Karyawannya Positif Corona, Amankah Rokok Sampoerna dari Covid-19?

Ilustrasi Rokok Sampoerna.

Surabaya, PANRITA.News –  Sebanyak 2 karyawan PT HM Sampoerna Tbk di Surabaya meninggal setelah positif terinfeksi virus covid-19 atau corona.

Setelah dua karyawan positif, sebanyak 323 orang karyawan menjalani rapid test dan yang sudah terdeteksi reaktif ada sebanyak 100 orang.

Lantas bagaimana dengan produk rokok Sampoerna yang sudah diproduksi?

Pabrik rokok terbesar di Surabaya ini ternyata telah menghentikan sementara kegiatan produksi sejak tanggal 27 April 2020.

Penghentian sementara ini mengacu pada Peraturan Gubernur Jatim  No 18/2020 dan PERWALI No 16/2020 tentang PSBB.

“Penghentian sementara ini bertujuan agar kami dapat melaksanakan pembersihan dan sanitasi secara menyeluruh di area pabrik Rungkut 2 guna menghentikan tingkat penyebaran virus COVID-19 yang saat ini telah berdampak pada beberapa karyawan kami di lokasi tersebut,” terang Direktur PT HM Sampoerna Tbk Elvira Lianita dalam rilis resminya, Kamis (30/4/2020).

Karantina Rokok Selama 5 Hari Sebelum Beredar

Dalam pembersihan itu, pihak Sampoerna mengaku juga telah mengarantina produk mereka selama 5 hari.

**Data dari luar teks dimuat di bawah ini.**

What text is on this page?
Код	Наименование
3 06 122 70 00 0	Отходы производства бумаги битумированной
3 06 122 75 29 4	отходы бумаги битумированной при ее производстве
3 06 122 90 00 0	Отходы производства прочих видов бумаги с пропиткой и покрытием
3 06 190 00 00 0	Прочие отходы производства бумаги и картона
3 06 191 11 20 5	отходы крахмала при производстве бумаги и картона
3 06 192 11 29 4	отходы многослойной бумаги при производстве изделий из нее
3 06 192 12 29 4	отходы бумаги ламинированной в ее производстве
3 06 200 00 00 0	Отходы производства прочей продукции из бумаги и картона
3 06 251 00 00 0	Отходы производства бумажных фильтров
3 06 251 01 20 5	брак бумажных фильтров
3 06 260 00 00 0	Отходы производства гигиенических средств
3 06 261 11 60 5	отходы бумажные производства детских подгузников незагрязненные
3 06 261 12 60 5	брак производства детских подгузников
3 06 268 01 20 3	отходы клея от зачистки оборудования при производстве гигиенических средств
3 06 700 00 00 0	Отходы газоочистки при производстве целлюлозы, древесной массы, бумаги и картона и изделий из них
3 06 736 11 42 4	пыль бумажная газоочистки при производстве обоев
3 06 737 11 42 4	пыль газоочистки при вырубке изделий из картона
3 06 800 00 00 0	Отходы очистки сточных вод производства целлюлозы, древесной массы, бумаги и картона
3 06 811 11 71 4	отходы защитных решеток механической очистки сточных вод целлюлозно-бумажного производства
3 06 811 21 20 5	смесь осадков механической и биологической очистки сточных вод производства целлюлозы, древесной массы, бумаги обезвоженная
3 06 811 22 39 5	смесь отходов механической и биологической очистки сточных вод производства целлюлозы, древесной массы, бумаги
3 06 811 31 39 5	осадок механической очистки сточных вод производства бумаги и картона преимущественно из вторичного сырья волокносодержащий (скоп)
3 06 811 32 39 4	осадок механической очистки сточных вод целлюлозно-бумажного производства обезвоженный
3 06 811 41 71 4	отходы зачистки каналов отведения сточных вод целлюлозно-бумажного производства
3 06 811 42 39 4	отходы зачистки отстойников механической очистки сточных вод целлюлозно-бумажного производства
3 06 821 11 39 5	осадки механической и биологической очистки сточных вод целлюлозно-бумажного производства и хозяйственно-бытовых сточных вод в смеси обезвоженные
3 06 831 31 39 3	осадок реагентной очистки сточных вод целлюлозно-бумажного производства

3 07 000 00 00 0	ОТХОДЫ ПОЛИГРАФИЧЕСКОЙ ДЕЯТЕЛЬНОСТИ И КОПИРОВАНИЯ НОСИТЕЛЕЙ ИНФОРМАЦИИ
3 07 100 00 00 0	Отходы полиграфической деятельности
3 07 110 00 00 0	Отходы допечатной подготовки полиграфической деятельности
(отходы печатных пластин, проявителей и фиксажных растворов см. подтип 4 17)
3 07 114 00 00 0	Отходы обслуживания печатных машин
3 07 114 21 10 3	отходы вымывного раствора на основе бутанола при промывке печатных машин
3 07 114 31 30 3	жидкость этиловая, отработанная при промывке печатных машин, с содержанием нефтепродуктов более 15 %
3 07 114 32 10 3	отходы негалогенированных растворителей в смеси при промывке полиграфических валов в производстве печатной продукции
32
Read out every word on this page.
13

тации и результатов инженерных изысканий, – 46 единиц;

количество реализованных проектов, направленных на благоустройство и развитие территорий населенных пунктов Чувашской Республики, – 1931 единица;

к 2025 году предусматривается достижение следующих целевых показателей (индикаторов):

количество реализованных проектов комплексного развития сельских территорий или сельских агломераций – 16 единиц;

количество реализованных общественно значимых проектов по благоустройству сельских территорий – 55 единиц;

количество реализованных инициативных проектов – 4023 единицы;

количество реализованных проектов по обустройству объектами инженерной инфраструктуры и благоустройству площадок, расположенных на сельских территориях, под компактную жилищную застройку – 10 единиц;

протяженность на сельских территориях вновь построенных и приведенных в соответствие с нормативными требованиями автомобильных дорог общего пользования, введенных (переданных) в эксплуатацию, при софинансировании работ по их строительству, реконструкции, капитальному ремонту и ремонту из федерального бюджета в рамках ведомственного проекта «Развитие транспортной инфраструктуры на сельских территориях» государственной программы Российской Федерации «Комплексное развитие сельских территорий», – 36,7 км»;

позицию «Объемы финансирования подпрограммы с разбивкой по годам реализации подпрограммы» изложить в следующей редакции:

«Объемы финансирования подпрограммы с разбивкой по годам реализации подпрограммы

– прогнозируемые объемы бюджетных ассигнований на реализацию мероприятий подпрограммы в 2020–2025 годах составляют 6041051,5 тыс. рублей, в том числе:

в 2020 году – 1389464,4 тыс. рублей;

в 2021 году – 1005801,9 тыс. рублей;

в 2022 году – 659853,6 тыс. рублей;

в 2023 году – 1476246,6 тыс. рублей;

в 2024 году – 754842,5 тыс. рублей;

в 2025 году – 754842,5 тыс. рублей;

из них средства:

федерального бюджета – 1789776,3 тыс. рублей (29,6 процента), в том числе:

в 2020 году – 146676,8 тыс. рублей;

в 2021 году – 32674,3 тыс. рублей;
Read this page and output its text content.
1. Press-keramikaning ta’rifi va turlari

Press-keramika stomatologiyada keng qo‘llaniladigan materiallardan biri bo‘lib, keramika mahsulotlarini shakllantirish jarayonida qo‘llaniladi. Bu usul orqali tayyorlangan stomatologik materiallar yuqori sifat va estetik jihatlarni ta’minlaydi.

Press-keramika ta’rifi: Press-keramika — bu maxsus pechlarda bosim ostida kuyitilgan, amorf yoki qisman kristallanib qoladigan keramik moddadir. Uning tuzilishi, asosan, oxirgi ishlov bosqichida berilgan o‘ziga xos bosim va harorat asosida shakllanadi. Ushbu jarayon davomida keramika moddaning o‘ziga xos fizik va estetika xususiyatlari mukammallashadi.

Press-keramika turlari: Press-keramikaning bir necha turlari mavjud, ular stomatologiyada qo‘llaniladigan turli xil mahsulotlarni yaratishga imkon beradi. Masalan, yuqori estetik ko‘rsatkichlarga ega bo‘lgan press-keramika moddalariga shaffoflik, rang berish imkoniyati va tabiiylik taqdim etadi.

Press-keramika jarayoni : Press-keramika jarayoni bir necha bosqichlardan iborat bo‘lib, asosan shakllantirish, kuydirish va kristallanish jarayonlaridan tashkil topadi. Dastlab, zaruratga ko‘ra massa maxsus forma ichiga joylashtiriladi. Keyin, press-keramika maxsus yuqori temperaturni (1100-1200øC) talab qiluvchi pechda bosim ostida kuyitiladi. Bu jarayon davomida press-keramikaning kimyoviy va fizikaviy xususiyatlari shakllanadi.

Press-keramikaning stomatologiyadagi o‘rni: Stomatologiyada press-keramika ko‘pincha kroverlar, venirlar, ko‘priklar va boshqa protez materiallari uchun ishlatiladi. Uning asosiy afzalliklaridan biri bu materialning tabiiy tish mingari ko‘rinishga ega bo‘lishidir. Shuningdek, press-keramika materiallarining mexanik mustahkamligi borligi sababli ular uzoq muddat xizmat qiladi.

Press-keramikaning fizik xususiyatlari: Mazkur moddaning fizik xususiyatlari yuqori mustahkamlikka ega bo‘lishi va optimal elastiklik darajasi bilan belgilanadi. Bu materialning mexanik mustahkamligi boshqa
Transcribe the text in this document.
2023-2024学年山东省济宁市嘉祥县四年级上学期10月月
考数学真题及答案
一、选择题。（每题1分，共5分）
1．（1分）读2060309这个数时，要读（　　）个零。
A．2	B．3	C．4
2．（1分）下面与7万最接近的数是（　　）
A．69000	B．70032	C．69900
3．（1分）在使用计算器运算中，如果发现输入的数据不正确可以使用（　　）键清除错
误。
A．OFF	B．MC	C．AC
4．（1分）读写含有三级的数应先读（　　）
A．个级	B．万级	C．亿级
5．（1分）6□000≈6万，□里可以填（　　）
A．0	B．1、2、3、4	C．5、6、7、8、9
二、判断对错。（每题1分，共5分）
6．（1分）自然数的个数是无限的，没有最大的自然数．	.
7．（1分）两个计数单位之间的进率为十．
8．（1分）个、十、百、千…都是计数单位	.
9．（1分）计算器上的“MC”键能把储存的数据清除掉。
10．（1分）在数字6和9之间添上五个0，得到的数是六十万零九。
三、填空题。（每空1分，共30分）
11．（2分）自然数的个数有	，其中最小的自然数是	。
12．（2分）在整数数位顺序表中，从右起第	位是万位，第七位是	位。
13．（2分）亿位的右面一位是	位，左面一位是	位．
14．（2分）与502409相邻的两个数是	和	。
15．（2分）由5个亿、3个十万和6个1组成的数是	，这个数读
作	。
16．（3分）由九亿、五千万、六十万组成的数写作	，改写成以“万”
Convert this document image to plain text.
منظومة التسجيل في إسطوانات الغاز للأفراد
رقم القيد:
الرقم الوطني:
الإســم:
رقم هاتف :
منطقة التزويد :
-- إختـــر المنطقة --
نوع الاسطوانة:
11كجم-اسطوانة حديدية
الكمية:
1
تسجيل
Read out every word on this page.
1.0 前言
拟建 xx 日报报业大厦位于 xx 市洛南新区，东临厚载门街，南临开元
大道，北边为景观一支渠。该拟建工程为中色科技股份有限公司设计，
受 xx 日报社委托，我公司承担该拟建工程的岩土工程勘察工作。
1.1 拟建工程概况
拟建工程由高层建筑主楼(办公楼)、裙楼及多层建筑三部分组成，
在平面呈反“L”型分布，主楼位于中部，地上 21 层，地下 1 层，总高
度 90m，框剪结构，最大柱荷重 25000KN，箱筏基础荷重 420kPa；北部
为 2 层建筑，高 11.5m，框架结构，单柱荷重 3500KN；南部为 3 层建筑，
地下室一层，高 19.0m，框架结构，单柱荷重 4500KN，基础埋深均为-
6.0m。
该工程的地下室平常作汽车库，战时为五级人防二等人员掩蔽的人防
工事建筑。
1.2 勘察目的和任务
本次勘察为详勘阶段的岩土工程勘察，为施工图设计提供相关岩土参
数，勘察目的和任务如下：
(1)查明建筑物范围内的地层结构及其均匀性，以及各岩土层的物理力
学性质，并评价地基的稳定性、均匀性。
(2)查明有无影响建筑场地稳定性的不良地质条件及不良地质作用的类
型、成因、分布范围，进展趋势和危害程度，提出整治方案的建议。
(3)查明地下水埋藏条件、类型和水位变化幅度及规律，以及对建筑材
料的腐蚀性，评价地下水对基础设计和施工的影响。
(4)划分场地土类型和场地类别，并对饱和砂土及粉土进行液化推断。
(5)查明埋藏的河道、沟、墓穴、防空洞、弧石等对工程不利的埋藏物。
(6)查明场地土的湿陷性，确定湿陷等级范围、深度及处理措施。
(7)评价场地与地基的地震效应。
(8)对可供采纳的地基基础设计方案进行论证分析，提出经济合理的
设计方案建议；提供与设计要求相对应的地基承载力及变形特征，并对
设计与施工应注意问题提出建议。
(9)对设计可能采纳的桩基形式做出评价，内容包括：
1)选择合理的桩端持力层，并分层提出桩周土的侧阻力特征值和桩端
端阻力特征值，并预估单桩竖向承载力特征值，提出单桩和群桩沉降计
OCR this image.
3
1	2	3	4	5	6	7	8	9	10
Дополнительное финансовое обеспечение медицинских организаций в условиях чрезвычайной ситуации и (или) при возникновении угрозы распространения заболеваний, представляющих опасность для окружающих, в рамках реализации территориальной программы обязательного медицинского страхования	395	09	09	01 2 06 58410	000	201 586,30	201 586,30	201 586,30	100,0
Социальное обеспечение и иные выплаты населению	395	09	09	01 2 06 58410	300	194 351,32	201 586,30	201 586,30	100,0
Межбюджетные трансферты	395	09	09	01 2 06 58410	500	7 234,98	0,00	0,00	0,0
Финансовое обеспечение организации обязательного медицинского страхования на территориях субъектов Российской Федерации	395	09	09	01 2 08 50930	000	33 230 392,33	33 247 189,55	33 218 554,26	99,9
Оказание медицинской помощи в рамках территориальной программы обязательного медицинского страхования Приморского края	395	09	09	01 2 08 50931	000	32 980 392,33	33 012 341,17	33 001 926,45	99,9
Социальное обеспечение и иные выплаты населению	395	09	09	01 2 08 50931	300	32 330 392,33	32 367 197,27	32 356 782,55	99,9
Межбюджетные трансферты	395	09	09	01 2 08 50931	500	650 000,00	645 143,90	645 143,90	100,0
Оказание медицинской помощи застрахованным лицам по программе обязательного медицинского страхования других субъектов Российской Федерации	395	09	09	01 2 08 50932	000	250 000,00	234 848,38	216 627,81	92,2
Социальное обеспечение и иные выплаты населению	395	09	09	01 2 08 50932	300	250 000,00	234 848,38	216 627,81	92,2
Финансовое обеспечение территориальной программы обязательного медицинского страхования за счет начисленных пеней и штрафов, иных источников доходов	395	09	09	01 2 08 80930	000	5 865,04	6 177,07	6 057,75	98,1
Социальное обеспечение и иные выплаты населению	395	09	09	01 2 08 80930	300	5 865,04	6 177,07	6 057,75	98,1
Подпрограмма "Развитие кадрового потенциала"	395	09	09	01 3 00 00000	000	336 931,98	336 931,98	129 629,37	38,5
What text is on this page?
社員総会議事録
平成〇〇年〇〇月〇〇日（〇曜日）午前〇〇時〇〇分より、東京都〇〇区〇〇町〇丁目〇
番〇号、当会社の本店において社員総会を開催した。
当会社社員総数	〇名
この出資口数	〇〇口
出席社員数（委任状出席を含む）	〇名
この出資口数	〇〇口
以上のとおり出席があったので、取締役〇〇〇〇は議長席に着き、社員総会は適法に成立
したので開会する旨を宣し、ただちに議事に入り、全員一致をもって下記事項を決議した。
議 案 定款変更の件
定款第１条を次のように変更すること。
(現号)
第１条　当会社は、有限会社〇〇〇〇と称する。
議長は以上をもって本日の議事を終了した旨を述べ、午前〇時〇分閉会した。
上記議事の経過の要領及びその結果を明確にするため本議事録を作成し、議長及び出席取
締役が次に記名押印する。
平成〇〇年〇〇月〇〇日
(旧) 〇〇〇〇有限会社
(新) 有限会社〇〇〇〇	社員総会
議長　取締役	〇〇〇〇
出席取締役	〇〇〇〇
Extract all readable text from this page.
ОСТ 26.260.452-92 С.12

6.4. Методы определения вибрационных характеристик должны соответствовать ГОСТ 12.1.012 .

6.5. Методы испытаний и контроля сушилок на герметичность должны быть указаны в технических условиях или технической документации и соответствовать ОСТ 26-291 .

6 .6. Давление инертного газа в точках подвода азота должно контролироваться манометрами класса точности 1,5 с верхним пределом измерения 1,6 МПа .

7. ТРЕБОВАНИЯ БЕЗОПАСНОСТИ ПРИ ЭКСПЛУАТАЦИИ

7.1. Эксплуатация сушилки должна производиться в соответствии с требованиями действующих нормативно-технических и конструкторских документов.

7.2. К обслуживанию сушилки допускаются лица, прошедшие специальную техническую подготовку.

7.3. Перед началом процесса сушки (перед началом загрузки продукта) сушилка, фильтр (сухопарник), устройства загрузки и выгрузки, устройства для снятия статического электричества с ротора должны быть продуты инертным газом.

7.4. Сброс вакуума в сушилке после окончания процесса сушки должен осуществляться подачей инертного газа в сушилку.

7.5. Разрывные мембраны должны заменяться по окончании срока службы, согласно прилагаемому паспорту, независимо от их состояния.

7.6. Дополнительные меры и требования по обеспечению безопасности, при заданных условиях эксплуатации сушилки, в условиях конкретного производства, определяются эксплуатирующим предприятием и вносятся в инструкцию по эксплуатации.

Selain itu Samoperna juga meminta karyawan untuk karantina mandiri serta melakukan test COVID-19, dan bekerjasama dengan rumah sakit setempat.

“Prioritas kami saat ini adalah memastikan keselamatan dan kesehatan para karyawan kami dengan menerapkan protokol kesehatan seperti anjuran pemerintah, serta terus berkoordinasi dengan Pemerintah dan Gugus Tugas di tingkat Kota dan Provinsi untuk mencegah penyebaran,” tegas Elvira Lianita.

Selain mematuhi semua peraturan yang berlaku dan menjalankan protokol kesehatan, Sampoerna memastikan bahwa kualitas produk merupakan prioritas perusahaan.

Untuk itu, pihaknya melakukan karantina produk selama lima hari sebelum akhirnya didistribusikan ke konsumen dewasa, atau dua hari lebih lama dari batas atas stabilitas lingkungan COVID-19 yang disarankan oleh European CDC (European Centre for Disease Prevention and Control) dan World Health Organization (WHO) .

Sesuai ketentuan tersebut COVID-19 dapat bertahan selama 72 jam pada permukaan plastik dan stainless steel, kurang dari 4 jam pada tembaga dan kurang dari 24 jam pada kardus.